FDI to GCC countries registered marginal rise in 2012

Saudi Arabia and the UAE alone accounted for 83% of FDI inflows to the GCC economies

Press Trust of India Dubai
Last Updated : Aug 21 2013 | 1:33 PM IST
Foreign Direct Investment (FDI) to GCC countries in 2012 as a whole remained at almost the same level as in 2011 ($ 26 billion), registering a slight 0.4% increase, despite the strong decline registered in Saudi Arabia, a new UN report has revealed.
 
According to the United Nations Conference on Trade and Development (UNCTAD) World Investment Report 2013, the latter was offset by significant FDI growth in all other countries within this group.
 
"FDI to the United Arab Emirates - West Asia's third largest recipient country - increased 25%, to $ 10 billion, continuing the recovery initiated in 2010 but remaining below the $14 billion reached in 2007. High public spending by Abu Dhabi and strong performance in Dubai's non-hydrocarbon sectors have helped rebuild foreign appetites for direct investment in the country," the report said.
 
Saudi Arabia and the UAE alone accounted for 83% of FDI inflows to the GCC economies.
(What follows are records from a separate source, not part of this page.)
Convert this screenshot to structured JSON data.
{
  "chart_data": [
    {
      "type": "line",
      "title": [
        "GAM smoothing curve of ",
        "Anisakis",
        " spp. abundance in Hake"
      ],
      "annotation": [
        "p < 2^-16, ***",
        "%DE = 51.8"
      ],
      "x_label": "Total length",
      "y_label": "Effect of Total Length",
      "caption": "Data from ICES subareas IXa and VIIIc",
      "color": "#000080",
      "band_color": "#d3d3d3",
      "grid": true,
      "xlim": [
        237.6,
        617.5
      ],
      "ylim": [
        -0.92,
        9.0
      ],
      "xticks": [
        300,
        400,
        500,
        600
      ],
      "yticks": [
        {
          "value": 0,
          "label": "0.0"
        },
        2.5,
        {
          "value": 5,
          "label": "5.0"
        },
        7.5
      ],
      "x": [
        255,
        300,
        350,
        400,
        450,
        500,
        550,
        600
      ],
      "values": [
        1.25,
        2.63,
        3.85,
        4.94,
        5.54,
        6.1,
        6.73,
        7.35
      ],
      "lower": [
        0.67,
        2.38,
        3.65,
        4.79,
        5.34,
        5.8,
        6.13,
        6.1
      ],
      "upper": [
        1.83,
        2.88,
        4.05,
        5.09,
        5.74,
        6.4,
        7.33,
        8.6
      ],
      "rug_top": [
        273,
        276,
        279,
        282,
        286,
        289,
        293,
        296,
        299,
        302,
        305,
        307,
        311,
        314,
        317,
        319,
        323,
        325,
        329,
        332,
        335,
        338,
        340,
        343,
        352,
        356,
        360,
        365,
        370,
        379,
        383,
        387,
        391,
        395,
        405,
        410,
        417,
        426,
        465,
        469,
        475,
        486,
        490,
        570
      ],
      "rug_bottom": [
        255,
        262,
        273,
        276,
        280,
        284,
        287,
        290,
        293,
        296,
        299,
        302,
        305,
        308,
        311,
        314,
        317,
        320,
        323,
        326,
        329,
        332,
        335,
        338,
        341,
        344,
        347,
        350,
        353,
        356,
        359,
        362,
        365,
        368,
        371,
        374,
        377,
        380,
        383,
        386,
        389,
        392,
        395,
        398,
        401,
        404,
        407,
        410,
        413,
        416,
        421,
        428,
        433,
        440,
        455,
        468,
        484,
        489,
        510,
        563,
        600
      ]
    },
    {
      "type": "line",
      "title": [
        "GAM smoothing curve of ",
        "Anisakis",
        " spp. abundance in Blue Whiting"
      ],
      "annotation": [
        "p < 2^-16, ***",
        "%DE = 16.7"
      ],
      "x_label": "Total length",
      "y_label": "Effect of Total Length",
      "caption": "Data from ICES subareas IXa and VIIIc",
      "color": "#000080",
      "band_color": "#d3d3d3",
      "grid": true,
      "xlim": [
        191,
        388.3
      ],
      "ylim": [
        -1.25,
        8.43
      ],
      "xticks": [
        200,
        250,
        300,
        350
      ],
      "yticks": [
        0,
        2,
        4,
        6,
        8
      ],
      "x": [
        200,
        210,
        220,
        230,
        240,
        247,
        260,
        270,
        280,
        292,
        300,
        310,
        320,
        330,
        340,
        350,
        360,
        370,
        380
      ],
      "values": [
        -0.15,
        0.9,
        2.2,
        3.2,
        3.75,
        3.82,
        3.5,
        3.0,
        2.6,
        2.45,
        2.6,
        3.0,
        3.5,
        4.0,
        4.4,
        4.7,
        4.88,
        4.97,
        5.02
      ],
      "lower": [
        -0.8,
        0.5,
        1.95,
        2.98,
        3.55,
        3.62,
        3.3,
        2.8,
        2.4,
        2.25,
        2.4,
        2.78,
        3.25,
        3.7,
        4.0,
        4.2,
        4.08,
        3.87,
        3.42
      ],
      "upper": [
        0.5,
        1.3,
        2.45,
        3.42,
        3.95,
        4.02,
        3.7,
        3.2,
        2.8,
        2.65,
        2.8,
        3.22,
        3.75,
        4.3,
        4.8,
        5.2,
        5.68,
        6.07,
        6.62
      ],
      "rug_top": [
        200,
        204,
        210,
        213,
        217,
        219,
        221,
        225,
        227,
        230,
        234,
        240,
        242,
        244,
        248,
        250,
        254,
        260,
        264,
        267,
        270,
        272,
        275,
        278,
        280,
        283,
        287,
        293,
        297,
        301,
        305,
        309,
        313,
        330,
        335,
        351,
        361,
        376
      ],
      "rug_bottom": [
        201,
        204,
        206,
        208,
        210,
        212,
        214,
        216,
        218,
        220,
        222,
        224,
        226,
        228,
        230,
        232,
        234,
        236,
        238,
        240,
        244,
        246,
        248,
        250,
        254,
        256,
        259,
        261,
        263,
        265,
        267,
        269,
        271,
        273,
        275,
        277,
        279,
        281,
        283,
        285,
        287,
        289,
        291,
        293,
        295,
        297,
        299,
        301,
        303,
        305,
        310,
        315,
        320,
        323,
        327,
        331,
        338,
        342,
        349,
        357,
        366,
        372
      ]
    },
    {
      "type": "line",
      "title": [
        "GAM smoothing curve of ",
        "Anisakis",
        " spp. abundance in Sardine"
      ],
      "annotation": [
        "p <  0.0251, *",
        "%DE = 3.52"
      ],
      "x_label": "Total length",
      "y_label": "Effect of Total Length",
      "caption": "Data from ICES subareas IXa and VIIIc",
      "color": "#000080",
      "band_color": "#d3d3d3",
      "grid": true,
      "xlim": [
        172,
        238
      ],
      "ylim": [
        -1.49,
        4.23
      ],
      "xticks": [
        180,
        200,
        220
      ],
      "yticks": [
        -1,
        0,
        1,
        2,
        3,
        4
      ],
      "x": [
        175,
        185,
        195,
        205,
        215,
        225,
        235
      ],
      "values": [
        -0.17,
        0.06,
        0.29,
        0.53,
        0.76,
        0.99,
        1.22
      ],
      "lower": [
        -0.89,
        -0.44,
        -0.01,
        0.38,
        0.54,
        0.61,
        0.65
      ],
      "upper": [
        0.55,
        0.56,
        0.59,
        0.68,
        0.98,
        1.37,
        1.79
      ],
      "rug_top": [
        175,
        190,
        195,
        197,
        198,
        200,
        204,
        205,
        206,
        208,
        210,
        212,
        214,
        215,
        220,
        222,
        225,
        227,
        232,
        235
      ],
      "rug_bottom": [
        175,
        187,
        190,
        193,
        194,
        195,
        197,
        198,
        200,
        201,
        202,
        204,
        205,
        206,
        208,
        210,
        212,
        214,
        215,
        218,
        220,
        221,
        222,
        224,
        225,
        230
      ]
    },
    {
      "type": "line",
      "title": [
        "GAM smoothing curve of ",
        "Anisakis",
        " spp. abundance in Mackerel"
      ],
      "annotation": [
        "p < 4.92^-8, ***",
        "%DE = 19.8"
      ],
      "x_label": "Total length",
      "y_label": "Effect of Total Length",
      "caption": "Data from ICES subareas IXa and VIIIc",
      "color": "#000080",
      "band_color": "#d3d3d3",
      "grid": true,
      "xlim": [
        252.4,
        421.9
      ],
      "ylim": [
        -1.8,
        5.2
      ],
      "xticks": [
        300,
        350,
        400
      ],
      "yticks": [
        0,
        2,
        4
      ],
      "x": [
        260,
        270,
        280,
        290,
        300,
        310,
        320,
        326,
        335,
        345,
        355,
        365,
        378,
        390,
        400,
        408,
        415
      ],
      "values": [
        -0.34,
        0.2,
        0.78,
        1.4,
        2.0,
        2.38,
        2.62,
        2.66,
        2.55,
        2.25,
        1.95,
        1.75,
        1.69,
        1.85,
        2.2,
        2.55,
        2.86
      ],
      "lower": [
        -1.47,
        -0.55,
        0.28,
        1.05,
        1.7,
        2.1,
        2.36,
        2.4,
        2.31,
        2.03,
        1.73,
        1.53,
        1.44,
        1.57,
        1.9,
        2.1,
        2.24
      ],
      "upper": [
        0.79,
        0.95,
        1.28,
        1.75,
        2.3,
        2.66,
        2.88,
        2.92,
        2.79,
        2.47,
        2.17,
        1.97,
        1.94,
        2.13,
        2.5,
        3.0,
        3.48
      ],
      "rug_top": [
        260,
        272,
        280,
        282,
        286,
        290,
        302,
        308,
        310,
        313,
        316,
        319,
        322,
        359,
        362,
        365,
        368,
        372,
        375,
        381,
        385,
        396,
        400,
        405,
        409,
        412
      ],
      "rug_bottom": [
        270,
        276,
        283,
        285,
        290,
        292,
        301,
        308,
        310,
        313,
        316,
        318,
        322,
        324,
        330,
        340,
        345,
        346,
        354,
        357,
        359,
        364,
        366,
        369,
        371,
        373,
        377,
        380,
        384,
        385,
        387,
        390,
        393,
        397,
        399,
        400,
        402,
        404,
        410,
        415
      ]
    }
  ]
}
FDI to Kuwait more than doubled, reaching $ 2 billion, boosted by Qatar Telecom's acquisition of additional shares in Kuwait's second mobile operator Wataniya, which raised its stake to 92%.
 
FDI inflows also increased in Bahrain, Oman and Qatar. FDI to West Asia in 2012 registered its fourth consecutive year of decline, although at a slower rate, decreasing by 4% to $ 47 billion, half its 2008 level.
 
Growing political uncertainty at the regional level and subdued economic prospects at the global level are holding back foreign investors' propensity and capacity to invest in the region.
 
The FDI fall in Saudi Arabia occurred despite the 6.8% economic growth registered in 2012, boosted by heavy Government spending - on upgrading infrastructure and increasing public sector employment and wages.
 
Looming uncertainties related to social and political tensions, together with the shrinking availability of debt capital from the ailing banking sectors in developed countries, have restricted foreign investors' propensity and capacity to invest, putting the brakes on an FDI recovery, the report said.